The neighborhood near McDowell and Third Avenue is still reeling over the recent night of crime that ended in a man losing his life as his wife called 911 from under their bed. Joshua Fitzpatrick, 36, was declared dead on the scene of the crime in his own home after police responded to that call. They apprehended the alleged perpetrator outside of the home, bloody and with a knife from the house’s set in the kitchen. Curtis Bagley, 38, is currently in prison on a litany of felony charges, including suspicion of not only that crime, but also an earlier reported break-in and attempted arson.
Bagley had been spotted in the neighborhood before, especially around the area surrounding Margaret T. Hance Park. He was released from prison earlier last month, in the beginning of March. He has a history of convictions and trials in the state, dating from 2008 to 2015. Police say that upon booking, he was singing country music songs and laughing, and they believe him to have mental issues. In 2015 he was deemed incompetent to withstand a trial.
The neighborhood is still reeling from the news. Though there has been an increase in vandalisms and other small crimes in the area, no one had seen this as a dangerous area. With these recent developments the neighborhood is pulling together to get through and support each other in these troubled times. A Town Hall was scheduled this week.
Area resident Karl Obergh has said that the idea behind the Town Hall is to show support for each other and discuss the issues that exist within the neighborhood. He has made it clear that neighborhood leaders do not see the homeless population as a problem, but do believe that there is a mental illness issue hiding within that population. This crime spree is a warning to the neighborhood that they need to pull together, and make sure they are in constant communication and treating each other well.

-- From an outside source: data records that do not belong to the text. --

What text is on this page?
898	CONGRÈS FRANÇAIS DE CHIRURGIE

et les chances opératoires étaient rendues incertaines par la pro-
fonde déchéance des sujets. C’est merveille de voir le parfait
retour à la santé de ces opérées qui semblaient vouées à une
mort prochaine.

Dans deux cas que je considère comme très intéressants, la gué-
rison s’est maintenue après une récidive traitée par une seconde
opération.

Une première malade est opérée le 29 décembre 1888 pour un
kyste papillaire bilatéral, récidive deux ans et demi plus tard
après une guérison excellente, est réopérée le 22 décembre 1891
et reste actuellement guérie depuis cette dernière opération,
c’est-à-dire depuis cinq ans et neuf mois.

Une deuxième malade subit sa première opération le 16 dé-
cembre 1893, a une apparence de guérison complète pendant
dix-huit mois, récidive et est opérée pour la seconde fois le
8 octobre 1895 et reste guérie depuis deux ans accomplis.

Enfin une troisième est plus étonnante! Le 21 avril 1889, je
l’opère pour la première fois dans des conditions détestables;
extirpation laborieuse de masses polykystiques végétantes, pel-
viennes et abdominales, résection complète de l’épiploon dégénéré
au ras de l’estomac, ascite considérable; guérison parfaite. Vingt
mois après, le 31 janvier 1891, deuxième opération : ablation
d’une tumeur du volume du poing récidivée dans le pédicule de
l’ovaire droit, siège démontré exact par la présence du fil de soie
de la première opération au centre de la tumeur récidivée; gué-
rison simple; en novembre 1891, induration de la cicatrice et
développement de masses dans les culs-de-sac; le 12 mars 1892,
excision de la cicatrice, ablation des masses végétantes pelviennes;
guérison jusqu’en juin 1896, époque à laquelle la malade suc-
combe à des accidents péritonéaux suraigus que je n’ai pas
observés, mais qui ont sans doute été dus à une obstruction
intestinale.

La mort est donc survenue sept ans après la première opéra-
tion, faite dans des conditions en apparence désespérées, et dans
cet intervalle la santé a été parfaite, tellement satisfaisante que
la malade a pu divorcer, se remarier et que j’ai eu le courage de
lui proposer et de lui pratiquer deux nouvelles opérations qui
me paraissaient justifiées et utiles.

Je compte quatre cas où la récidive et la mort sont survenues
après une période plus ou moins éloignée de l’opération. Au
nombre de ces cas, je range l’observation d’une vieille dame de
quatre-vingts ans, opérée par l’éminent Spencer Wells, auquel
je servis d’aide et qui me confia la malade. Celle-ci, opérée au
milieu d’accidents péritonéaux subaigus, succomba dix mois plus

“Let’s reinforce our communication with each other, let’s reinforce love thy neighbor, let’s make sure as neighbors we protect each other, and we keep an eye out for each other,” Obergh stated. Only with communication between residents, officials and police, does Obergh think that they can restore the previous safety of their neighborhood and ensure that the healthy homeless do not get punished for the mentally ill few that are included in their population.
He hopes that together they can all help the members of their community that need it to move forward and heal after these recent horrific events.